Relationship between interior temperature and exterior parameters for thermal runaway warning of large-format LiFePO₄ energy storage cells with various heating patterns and heating powers

With the widespread adoption of lithium-ion cell-based energy storage systems and the increasing prevalence of larger-format cells, the safety challenges and limitations of traditional thermal runaway warning technologies in large-format energy storage cells warrant greater attention.

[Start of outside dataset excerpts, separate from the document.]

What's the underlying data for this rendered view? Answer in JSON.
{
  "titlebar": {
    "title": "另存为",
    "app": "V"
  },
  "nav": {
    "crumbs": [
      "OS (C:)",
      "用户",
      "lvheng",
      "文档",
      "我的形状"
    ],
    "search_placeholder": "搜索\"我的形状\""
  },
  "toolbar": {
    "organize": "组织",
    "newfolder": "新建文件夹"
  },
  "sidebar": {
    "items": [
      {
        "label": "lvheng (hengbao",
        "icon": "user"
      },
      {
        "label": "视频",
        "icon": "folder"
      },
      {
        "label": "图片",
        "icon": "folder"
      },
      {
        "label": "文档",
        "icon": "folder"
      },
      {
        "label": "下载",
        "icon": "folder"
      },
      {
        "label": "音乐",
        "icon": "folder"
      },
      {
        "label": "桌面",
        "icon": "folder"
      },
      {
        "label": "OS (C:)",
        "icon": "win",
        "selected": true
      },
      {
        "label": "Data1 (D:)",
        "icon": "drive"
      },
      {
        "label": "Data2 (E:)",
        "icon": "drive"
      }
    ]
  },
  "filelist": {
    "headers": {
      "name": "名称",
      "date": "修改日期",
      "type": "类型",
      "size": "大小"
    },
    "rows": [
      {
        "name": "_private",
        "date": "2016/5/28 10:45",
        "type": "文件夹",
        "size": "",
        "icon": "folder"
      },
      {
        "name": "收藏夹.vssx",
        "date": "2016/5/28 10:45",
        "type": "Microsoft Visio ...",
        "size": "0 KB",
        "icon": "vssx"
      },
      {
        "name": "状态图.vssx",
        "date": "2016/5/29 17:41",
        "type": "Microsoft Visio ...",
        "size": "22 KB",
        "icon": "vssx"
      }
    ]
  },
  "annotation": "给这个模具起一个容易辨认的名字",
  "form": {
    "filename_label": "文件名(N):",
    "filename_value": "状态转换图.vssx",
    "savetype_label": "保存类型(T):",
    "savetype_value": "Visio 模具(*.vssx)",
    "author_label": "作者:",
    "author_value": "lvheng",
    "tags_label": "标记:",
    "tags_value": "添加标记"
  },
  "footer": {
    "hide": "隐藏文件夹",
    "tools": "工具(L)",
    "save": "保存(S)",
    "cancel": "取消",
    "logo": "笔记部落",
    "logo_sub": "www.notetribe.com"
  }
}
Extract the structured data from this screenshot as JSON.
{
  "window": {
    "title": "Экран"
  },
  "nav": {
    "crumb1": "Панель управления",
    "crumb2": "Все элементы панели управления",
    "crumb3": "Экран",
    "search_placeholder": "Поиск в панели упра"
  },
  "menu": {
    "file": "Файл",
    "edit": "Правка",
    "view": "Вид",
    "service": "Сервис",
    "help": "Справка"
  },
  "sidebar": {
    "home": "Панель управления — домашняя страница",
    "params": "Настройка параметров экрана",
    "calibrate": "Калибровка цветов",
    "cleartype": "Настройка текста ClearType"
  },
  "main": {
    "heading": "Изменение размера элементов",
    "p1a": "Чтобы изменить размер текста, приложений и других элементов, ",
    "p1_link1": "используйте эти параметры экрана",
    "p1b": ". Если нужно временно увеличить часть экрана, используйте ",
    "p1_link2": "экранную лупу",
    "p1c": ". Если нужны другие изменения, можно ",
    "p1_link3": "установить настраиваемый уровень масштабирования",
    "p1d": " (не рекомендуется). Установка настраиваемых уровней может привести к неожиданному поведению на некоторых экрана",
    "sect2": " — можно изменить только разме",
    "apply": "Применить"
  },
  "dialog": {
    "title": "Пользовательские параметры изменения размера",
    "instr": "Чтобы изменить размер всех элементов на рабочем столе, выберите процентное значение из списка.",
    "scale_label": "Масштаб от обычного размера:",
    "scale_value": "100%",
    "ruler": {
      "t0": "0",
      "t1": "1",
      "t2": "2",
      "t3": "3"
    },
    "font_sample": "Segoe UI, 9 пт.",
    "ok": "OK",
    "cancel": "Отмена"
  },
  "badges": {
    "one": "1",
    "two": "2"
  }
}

Therefore, this study conducts an experimental investigation to explore the thermal runaway characteristics of large-format LiFePO₄ (LFP) energy storage cells under typical heating patterns, to uncover the relationship between interior and exterior parameters for more effective thermal runaway warning, while also evaluating the impact of heating power. Heating patterns significantly impact the thermal runaway behavior of large-format LFP cells. When heated using an electric plate, thermal runaway propagation appears within the cell, with only smoke/gas being released throughout the process. In contrast, under oven heating, which provides uniform heating, both jelly rolls within the cell undergo thermal runaway simultaneously, accompanied by intense fire, combustion, and the release of smoke/gas. A notable correlation is identified between the cell's interior temperature and key exterior parameters (exterior temperature, expanding force, and open-circuit voltage) especially for the linear relation between the interior and exterior temperatures, suggesting the potential to predict the internal conditions of cells by monitoring external parameters, thereby enhancing the thermal runaway warning effectiveness. Ultimately, a three-level thermal runaway warning is proposed before the occurrence of safety valve opening based on the variation in open-circuit voltage, expanding force, and estimated interior temperature to offer a margin over 1000 and 6000 s before thermal runaway under the two heat patterns separately.